Giraffes are hunted for their tails, hides and meat. The tails are used as good luck charms, thread and flyswatters. In addition, habitat destruction also hurts the giraffe.

However, the populations in eastern and southern Africa are stable and, due to the popularity of privately owned game ranches and sanctuaries. The giraffe is a protected species in most of its range. The total African giraffe population has been estimated to range from 110,000 to 150,000. Kenya (45,000), Tanzania (30,000), and Botswana (12,000).


In Kenya Africa Fund for Endangered Wildlife (Giraffe Centre) works to protect the Rothschilds Giraffe by rescuing orphaned baby giraffes and raising in a sanctuary.The Giraffe Center is a non-governmental, non-profit making organization, which was founded by Betty and Jock Leslie-Melville in 1979 in a bid to save the endangered Rothschild Giraffe, which had lost its natural habitat in Western Kenya to agriculture and there were only 130 left in the wild. Funds were raised and four herds were moved to four parks namely Lake Nakuru National Park, Mwea Game Reserve, Ruma National Park and Nasalot Game Reserve. Today the Rothschild Giraffe population in Kenya is about 500.


The objectives of giraffe centre are:

To provide free environmental education to the Kenyan youth
• Conservation of endangered species
• Support of other conservation projects all over Kenya

Kenya Wildlife Service launched a National Giraffe Conservation Strategy, the first giraffe-focused conservation action plan of its kind in Africa. This strategy will work to conserve all three of the giraffe sub-species found in Kenya, in particular the endangered Rothschild's giraffe. Rothschild's giraffes have been re-introduced to six sites in Kenya - Ruma National Park; Mt. Elgon National Park; Murgor Farm, Iten; Sergoit-Kruger Farm, Iten; Kitale Area Farm; Nasalot Reserve.

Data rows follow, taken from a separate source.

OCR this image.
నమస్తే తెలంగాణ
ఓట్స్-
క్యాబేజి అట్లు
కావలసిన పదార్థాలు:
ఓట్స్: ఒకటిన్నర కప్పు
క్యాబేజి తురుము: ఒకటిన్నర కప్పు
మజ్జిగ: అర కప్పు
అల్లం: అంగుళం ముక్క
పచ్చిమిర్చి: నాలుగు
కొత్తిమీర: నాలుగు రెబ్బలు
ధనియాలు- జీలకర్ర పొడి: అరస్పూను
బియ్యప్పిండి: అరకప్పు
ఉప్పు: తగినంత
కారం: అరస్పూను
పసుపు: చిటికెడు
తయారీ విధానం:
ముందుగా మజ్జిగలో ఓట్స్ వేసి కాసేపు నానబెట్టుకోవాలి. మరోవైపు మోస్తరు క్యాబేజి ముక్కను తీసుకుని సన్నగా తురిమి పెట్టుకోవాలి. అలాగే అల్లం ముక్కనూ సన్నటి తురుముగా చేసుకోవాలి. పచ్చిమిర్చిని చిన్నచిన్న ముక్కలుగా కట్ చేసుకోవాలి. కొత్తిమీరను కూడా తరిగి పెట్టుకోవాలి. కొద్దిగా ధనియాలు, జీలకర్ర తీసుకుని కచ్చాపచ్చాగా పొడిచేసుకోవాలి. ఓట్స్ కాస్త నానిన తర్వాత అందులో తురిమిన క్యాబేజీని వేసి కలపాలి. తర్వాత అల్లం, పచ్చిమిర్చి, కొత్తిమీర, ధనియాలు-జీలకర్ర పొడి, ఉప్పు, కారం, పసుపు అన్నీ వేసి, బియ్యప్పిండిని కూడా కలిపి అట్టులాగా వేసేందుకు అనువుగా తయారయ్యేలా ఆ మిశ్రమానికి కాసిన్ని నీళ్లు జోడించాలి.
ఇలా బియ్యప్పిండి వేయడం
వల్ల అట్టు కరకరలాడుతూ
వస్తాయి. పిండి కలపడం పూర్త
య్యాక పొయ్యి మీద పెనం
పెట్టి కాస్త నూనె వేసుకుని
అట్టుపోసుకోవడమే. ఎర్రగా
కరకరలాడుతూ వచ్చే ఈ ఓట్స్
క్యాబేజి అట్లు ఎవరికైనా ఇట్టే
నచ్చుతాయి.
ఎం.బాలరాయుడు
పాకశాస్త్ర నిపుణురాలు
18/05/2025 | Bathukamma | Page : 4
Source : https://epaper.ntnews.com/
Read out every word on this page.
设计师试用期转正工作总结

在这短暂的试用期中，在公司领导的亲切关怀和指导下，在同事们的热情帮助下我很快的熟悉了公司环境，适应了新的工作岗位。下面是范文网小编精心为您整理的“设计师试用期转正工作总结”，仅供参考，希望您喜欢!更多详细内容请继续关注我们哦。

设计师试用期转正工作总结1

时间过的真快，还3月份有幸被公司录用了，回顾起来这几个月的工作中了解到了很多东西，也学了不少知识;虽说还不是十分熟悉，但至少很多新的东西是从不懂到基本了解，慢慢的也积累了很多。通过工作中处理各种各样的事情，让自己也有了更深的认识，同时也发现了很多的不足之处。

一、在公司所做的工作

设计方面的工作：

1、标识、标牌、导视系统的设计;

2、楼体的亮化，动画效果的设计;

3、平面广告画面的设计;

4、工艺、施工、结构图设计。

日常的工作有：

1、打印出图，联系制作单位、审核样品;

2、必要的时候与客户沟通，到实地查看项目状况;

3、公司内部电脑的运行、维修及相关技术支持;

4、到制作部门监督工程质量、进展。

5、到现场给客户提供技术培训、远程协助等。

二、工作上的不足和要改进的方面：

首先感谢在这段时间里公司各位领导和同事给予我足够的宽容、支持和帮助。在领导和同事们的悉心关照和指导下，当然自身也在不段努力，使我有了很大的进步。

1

A project of the Mammal Research Unit in the School of Biological Science at the University of Bristol, England and Kenya's Soysambu Conservancy, researchers are working with Kenya Wildlife Service and others to develop a conservation strategy for the Rothschild's giraffe in East Africa.

On the other hand, the Giraffe Conservation Foundation is actively supporting the Rothschild's Giraffe Project as well as other giraffe research across Africa with the provision of technical support and funding, as well as sharing data and results for a comprehensive approach to giraffe conservation. The current project sites are in Kenya, Botswana and Niger.